Kenanga Research & Investment

Thailand External Trade - Exports rebound in January on surge in gold shipments, bucked regional trend

kiasutrader
Publish date: Tue, 25 Feb 2020, 09:40 AM

● Exports charted its first expansion in six months (3.3% YoY; consensus: -3.0%; Dec: -1.3%) in January.

● By segment, the better export performance was led by manufacturing and mineral & fuel

- Manufacturing (5.2%; Dec: -0.9%): accelerated to a six-month high solely on a surge in shipments of unwrought gold (299.6%; Dec: -40.8%).

- Mineral & fuel (7.3%; Dec: -3.0%): fastest growth in two years underpinned by positive turnaround in exports of refined fuels, specifically diesel (10.6%; Dec: -15.0%), as refineries recommenced operations after maintenance shutdowns.

● By destination, the improvement was steered by higher demand from regional peers

- Exports to the EA-8 (0.3%; Dec: -4.9%) and EU (2.5%; Dec: -1.6%) rebounded to a 13-month and 16-month high, respectively.

● Imports reverted to a contractionary mode (-7.9%; consensus: -15.9%; Dec: 2.5%)

- Slowdown led by arms & munitions used in official services (-96.8%; Dec: 431.6%) amid a high base effect, followed by raw materials & intermediates (-10.2%; Dec: 0.4%) and consumer goods (9.6%; Dec: 14.8%), pointing towards lacklustre domestic activities.

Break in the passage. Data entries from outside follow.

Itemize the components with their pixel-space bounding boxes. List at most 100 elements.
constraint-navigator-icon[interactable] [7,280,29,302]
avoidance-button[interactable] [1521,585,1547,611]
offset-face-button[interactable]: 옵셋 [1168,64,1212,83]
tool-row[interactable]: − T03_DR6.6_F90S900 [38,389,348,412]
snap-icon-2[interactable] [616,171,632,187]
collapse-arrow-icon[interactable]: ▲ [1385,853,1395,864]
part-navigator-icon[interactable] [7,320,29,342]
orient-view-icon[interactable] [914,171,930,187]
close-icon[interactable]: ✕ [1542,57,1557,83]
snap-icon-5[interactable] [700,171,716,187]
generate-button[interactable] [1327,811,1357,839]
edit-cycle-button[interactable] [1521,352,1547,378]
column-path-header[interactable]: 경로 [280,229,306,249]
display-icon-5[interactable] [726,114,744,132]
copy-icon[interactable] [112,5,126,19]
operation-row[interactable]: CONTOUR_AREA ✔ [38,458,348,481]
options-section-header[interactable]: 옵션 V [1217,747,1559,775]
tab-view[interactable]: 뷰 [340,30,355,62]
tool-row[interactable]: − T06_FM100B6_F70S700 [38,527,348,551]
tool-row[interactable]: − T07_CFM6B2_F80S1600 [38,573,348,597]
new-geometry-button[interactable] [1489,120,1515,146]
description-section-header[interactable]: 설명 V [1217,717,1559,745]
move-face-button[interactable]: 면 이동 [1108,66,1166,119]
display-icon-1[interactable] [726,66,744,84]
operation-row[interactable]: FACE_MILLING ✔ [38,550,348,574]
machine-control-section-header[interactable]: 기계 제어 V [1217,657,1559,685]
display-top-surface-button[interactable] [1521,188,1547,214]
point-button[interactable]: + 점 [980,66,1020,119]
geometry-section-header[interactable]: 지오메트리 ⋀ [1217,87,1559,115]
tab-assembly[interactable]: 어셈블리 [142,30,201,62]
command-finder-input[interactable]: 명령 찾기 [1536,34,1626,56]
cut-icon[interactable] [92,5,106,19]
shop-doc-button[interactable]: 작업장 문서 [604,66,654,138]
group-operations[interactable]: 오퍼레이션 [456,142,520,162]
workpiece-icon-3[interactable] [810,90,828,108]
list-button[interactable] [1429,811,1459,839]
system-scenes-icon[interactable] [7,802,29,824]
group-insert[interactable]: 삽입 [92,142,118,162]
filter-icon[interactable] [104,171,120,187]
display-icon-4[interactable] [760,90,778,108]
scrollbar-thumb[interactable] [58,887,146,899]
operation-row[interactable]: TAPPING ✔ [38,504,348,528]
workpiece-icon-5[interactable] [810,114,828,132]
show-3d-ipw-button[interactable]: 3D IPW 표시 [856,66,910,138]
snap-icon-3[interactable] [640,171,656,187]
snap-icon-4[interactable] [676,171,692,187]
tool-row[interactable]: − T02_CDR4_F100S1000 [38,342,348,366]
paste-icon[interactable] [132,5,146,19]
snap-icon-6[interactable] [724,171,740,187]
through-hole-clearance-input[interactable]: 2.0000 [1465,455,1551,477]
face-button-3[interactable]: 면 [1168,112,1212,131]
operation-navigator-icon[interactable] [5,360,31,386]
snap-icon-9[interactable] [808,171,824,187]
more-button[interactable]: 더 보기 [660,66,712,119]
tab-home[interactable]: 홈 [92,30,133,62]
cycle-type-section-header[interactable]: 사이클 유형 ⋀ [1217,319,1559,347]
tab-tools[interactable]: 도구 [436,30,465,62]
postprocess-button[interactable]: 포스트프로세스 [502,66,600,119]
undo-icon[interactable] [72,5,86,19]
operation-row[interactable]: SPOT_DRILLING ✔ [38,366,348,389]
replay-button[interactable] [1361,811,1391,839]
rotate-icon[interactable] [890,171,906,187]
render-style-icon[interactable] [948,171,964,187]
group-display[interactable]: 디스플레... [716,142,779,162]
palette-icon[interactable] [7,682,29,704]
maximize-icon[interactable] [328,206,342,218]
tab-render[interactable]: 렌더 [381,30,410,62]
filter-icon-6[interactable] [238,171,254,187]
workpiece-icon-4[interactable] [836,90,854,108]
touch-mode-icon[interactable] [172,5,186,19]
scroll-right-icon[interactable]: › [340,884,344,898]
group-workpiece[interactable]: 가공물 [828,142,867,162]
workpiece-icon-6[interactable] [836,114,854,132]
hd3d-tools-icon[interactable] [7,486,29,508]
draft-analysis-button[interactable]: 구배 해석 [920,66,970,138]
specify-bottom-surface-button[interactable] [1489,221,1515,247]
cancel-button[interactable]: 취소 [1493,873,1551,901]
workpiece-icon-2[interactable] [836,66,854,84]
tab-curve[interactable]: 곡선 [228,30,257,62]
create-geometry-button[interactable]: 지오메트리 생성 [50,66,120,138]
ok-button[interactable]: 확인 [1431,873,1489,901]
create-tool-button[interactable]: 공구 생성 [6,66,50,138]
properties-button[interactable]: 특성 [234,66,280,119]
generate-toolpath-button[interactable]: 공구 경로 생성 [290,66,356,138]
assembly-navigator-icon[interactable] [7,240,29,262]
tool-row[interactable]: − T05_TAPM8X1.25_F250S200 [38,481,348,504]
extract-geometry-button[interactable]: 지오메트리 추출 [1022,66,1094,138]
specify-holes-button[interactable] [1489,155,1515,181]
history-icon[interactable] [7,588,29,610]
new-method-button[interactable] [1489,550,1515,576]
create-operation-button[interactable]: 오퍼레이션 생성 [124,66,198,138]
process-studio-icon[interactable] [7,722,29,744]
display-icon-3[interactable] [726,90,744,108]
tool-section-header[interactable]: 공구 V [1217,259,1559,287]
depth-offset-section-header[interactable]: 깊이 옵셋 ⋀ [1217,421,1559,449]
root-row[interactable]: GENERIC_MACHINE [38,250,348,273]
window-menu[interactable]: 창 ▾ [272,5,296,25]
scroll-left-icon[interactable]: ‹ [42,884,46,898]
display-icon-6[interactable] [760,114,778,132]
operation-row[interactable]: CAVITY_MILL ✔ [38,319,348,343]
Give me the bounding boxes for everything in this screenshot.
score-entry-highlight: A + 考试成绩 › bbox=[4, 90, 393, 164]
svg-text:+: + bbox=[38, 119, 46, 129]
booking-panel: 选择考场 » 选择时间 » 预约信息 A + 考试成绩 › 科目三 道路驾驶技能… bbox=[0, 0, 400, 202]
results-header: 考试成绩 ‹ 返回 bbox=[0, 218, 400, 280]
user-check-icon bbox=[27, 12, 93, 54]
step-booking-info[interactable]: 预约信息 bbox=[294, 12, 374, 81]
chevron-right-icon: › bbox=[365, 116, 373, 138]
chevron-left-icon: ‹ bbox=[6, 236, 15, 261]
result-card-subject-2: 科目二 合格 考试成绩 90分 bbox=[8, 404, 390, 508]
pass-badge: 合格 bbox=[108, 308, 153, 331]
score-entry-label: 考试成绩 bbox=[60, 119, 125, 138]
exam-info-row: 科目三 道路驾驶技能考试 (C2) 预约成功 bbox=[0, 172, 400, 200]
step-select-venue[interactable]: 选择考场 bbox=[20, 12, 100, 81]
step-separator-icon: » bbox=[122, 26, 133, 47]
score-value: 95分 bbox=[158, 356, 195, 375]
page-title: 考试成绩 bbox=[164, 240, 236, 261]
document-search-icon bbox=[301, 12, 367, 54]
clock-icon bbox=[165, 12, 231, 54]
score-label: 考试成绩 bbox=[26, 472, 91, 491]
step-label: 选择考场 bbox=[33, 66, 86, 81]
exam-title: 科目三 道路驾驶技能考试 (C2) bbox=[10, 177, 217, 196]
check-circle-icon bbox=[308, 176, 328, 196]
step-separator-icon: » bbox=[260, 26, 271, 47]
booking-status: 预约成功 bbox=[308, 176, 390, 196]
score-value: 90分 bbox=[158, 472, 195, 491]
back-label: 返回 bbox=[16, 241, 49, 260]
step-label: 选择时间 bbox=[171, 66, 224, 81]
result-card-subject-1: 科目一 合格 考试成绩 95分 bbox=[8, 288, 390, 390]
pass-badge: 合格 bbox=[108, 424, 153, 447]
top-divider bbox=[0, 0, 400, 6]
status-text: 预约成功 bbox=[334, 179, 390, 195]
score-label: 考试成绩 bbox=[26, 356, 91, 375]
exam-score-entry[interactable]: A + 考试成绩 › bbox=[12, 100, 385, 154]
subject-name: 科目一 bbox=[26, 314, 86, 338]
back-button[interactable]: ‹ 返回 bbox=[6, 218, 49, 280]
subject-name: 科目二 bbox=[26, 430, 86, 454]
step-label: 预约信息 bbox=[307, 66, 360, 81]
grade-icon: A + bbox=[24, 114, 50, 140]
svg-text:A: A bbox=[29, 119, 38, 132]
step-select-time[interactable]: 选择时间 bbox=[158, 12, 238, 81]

- Trade balance recorded its largest deficit in a year (-USD1.6b; Dec: USD0.6b) as imports (14.1%) posted a larger expansion compared to exports (2.5%) on a MoM basis.

● 2020 exports forecast revised down to -2.0-0.0% from -2.0-1.0% (2019: -2.7%) on adverse spillovers from the COVID- 19 outbreak

- Exports recovery driven by the tech cyclical upturn spurred by the 5G rollout is expected to be delayed by the ongoing drought conditions and COVID-19 epidemic, which has disrupted the global supply chain and resulted in softer demand from China.

- With depressed growth outlook and possibly slow containment of the coronavirus, we retain our expectation that the BoT may embark on another 25 bps rate cut in the immediate term, after cutting the policy rate to a fresh record-low of 1.00% in early-February.